Child labourers are more likely to come from impoverished and marginalised families – with or without parents – and communities where the work of each individual is necessary for survival. More support needs to be given to such communities, particularly in rural areas, not just by governments but the multinational corporations that own or exploit the land, mines or fishing resources where such communities work. These corporations may claim to be fighting child labour when in truth they perpetuate the poverty of whole communities by keeping wages low and working conditions questionable, denying children the opportunity to have a better future and securing future unskilled wage slaves for themselves.

Consumers around the world need to act, insist that child labour is removed from their shopping bags and that corporations make good on pledges to act.
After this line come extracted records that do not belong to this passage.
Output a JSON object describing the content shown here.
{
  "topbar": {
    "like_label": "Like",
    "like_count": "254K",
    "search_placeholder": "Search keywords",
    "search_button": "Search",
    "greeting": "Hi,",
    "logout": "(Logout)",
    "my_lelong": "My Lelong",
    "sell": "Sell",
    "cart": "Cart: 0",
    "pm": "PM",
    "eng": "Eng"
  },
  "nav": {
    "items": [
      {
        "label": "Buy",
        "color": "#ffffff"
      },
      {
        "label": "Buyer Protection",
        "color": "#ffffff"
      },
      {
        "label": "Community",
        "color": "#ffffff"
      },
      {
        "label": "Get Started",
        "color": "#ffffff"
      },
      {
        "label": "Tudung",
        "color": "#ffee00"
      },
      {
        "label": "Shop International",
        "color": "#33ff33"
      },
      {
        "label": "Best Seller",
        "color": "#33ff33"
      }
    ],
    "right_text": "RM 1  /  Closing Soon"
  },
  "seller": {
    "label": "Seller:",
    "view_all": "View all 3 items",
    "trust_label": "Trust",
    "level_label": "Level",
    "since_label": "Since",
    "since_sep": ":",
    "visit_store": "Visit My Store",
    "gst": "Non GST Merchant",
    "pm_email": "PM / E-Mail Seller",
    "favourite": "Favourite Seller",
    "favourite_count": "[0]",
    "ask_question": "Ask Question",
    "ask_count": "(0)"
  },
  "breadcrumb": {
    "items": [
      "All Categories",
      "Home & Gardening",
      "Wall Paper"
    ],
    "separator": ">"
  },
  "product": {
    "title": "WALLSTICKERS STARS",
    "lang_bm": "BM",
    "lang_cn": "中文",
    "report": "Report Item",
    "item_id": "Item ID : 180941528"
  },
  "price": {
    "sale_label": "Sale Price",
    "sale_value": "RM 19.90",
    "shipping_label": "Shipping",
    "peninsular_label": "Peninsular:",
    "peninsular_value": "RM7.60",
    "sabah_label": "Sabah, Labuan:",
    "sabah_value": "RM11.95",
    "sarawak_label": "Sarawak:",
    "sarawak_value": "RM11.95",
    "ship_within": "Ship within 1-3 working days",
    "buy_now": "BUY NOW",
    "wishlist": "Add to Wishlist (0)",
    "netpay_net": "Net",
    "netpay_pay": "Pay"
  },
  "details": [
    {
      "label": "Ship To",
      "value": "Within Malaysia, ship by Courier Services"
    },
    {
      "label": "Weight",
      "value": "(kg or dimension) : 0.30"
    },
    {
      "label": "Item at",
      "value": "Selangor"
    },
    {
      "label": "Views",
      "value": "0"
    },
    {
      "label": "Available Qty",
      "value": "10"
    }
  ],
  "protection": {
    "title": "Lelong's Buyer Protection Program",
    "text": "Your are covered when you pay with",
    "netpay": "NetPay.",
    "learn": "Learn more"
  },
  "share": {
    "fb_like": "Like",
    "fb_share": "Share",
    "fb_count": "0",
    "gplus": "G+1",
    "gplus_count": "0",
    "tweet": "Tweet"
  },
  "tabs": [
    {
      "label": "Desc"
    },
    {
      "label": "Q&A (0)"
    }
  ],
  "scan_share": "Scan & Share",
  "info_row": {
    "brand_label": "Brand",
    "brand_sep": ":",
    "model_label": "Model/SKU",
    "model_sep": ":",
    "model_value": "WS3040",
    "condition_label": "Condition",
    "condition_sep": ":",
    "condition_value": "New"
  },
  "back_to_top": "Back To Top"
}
Consumers must demand that child labour does not feature in corporate recovery plans. Bangladesh’s garment industry has seen demand fall, leading brands to not honour the payment of over $3 billion of orders and cancelling future orders, leaving mainly female workers unpaid. Many of these poorly-paid women already take their children to work with them. This increased pressure on household incomes is likely to see more children in work.

The coronavirus pandemic has exposed existing inequalities around the world. It is these inequalities, perpetuating poverty and discrimination, that lead to refugee, migrant, indigenous, tribal and children from minorities being prominent in child labour. The marginalised communities these children are from will be worst affected by rising unemployment everywhere, as well as those working in the large informal sectors in South Asia (80-90%) and Sub-Saharan Africa (66%). Child labour is exploitation, not child work. It offers no short or long-term solutions to the current crisis. Its sole contribution is to perpetuate existing inequalities and the rise in modern slavery, setting the world back by centuries, not decades.